Birzan George Cristian wrote:

> First of all, I'd like to say that, yes, I know this was discussed
> before, but no consensus was reached and the thread died. (Or at least,
> the one I found by doing a quick Google search)

No consensus was reached because none was possible.

> Back to the issue at hand, the default permissions on /root/, which, at
> the moment, are 755. IMHO, this is a possible security problem and it
> should be set to, at least, 750 (thus allowing users in the wheel group
> to access it). The reason behind this is simple, root is the system
> administrator account, it should not be used for anything but that.
> So, everything in /root/ is related, strictly to the task of
> administering the machine, thus, off limits for the average luser.

But in the course of doing things that you have to do as root, when do
you need to create files in /root? Almost never. If you find that you
are using /root frequently, then I would guess that you are doing things
as root that need not be done as root. For example, someone else in this
thread says he uses /root as "temporary storage" for .debs, which
suggests that he is running as root when he manually downloads .debs
from non-apt-gettable sources. I would argue that he should download the
files in his ordinary user account, then use root only to install them.
In which case, obviously the files can't be in /root, because the
ordinary user account can't put them there.

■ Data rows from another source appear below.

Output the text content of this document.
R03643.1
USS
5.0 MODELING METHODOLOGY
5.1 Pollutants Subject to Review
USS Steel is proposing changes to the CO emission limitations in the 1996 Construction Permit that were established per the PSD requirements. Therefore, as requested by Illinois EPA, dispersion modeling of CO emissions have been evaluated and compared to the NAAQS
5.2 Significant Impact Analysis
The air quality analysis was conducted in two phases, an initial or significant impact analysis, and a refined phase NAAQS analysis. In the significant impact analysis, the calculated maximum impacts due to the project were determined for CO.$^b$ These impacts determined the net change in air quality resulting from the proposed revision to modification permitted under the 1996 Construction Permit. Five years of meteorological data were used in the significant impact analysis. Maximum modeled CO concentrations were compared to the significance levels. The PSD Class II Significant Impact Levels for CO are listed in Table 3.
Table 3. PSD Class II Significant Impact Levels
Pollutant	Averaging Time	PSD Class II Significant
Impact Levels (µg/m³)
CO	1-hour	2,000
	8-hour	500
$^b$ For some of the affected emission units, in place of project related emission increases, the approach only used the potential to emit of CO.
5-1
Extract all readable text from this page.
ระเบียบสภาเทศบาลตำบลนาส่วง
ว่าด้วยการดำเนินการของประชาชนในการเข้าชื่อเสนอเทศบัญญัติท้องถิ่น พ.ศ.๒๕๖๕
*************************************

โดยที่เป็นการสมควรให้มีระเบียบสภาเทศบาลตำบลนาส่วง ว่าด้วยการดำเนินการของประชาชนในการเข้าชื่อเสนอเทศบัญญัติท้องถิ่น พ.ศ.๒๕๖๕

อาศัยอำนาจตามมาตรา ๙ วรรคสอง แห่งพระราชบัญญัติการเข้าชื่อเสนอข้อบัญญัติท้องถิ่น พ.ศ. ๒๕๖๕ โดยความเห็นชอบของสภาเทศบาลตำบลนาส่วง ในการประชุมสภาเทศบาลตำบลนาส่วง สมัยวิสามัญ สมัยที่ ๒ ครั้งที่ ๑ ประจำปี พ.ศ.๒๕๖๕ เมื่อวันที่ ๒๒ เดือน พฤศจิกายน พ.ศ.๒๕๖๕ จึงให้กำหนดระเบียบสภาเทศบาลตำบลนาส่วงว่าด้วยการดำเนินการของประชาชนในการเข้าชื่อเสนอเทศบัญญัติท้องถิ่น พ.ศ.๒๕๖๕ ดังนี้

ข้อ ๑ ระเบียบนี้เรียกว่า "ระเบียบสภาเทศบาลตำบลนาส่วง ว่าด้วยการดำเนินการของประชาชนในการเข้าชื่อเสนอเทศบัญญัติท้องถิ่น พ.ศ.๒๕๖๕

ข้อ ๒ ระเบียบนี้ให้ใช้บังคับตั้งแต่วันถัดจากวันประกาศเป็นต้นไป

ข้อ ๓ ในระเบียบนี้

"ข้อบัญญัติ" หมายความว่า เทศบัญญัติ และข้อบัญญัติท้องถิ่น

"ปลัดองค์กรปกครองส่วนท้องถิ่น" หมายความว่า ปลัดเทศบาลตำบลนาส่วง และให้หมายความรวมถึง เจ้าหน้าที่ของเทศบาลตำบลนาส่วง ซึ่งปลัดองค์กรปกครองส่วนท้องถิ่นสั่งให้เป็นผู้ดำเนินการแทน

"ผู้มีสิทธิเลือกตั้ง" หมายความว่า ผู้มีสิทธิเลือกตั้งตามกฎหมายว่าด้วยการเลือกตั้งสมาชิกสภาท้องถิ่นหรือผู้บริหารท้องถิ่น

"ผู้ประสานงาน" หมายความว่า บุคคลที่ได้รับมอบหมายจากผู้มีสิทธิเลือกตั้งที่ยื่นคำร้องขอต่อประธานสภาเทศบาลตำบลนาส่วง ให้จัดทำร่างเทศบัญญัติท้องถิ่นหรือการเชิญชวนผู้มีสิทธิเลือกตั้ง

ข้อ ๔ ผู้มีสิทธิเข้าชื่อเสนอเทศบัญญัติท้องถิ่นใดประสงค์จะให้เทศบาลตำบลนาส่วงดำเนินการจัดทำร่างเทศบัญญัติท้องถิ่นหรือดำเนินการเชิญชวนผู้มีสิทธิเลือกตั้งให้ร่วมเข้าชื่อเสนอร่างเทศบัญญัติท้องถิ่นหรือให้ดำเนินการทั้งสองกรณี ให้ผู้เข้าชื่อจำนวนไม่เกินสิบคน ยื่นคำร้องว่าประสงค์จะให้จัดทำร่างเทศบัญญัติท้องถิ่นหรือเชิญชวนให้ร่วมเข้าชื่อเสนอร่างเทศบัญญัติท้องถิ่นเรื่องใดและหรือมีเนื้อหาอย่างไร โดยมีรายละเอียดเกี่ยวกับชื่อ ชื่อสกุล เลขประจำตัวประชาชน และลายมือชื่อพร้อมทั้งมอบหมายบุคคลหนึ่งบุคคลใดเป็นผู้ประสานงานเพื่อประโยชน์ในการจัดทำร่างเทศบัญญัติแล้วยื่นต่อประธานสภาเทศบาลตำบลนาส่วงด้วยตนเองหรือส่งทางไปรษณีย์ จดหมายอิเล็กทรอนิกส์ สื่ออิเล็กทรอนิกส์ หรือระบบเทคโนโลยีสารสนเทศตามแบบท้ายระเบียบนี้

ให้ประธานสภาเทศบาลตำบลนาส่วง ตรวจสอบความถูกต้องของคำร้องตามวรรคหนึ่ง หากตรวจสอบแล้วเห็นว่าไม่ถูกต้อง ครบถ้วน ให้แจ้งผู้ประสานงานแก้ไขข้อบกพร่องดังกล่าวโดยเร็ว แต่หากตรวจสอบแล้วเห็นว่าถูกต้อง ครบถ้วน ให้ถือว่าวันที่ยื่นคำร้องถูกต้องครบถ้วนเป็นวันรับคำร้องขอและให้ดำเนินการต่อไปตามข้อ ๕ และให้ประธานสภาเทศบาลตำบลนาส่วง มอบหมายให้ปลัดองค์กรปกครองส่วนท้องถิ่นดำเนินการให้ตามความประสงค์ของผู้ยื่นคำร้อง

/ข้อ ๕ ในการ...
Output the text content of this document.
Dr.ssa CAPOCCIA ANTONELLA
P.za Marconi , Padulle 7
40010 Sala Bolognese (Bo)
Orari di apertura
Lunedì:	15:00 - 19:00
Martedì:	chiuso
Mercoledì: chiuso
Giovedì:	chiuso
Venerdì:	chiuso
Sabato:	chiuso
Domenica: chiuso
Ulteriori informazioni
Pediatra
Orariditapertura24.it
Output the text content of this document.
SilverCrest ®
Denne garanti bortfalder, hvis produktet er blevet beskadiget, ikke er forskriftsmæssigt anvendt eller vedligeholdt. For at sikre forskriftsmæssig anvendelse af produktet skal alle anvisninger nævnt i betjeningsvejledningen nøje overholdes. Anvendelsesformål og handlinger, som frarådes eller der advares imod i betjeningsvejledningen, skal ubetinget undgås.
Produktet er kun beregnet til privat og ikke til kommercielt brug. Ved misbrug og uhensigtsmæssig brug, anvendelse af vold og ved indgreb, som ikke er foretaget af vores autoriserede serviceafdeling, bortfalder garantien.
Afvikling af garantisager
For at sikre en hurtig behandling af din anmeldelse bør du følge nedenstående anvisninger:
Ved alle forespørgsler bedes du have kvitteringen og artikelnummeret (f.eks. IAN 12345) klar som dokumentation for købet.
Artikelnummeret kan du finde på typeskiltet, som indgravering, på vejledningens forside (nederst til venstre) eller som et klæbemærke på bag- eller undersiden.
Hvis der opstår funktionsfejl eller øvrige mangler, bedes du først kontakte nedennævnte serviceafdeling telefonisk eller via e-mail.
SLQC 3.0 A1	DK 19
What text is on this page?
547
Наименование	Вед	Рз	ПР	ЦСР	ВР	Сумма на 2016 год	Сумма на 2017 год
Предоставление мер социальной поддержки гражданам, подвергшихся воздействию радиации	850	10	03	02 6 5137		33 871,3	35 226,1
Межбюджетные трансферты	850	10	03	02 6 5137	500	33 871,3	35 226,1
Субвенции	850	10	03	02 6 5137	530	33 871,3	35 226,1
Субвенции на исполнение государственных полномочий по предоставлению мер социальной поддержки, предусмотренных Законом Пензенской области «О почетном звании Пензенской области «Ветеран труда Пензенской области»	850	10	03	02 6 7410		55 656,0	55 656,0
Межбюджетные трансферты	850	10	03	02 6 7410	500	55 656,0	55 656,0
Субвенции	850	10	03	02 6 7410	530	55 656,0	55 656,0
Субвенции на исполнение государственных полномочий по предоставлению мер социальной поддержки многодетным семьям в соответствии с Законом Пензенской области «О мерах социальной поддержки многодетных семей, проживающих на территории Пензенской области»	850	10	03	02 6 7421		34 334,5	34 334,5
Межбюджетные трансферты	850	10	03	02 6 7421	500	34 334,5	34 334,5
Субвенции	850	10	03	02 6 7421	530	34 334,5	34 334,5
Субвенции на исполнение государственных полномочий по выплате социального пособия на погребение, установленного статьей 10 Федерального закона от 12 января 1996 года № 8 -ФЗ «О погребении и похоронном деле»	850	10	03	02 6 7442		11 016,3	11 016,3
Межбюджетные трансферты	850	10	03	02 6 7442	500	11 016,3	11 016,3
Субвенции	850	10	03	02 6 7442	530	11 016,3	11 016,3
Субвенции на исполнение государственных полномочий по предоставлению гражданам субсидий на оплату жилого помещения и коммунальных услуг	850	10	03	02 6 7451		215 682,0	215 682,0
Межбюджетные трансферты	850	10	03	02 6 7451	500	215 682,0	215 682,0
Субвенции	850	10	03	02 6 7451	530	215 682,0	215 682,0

> A comparison between said average lusers' home dirs and /root/ isn't
> appropriate since, again, you should only use root for administration
> tasks and not for sharing files and what not, which is what (or at
> least, the way I understand it) why the normal users' home dirs are 755.

A comparison between /home/* and /root fails because root shouldn't
really be using his home directory for much of anything.

> Furthermore, I do believe the principle of least astonishment applies
> here. I expect root's files, in root's home, to be readable _only_ by
> root.

Your opinion. The issue matters so little that I find neither 700 nor
755 surprising.

If Debian were already setting /root to 700, that would be fine with me.
But 755 is also fine. I have no particular objections to either setting.
What I am responding to here is the attitude that there's something
wrong with 755, and the insistence that it be changed.

> Arguments against 750? A sysadmin should know what he's doing and chmod
> sensitive files so that nobody can read them. As a side note, while
> discussing this, somebody asked "what's stopping you from doing a 'chmod
> 750 /root/'". I think the answer is that Debian shouldn't be broken, by
> default and rely on the system administrator to fix it.

It isn't broken, so that argument fails.

> That being said, should I file a bug against base-files?

No. It'll probably just get rejected anyway.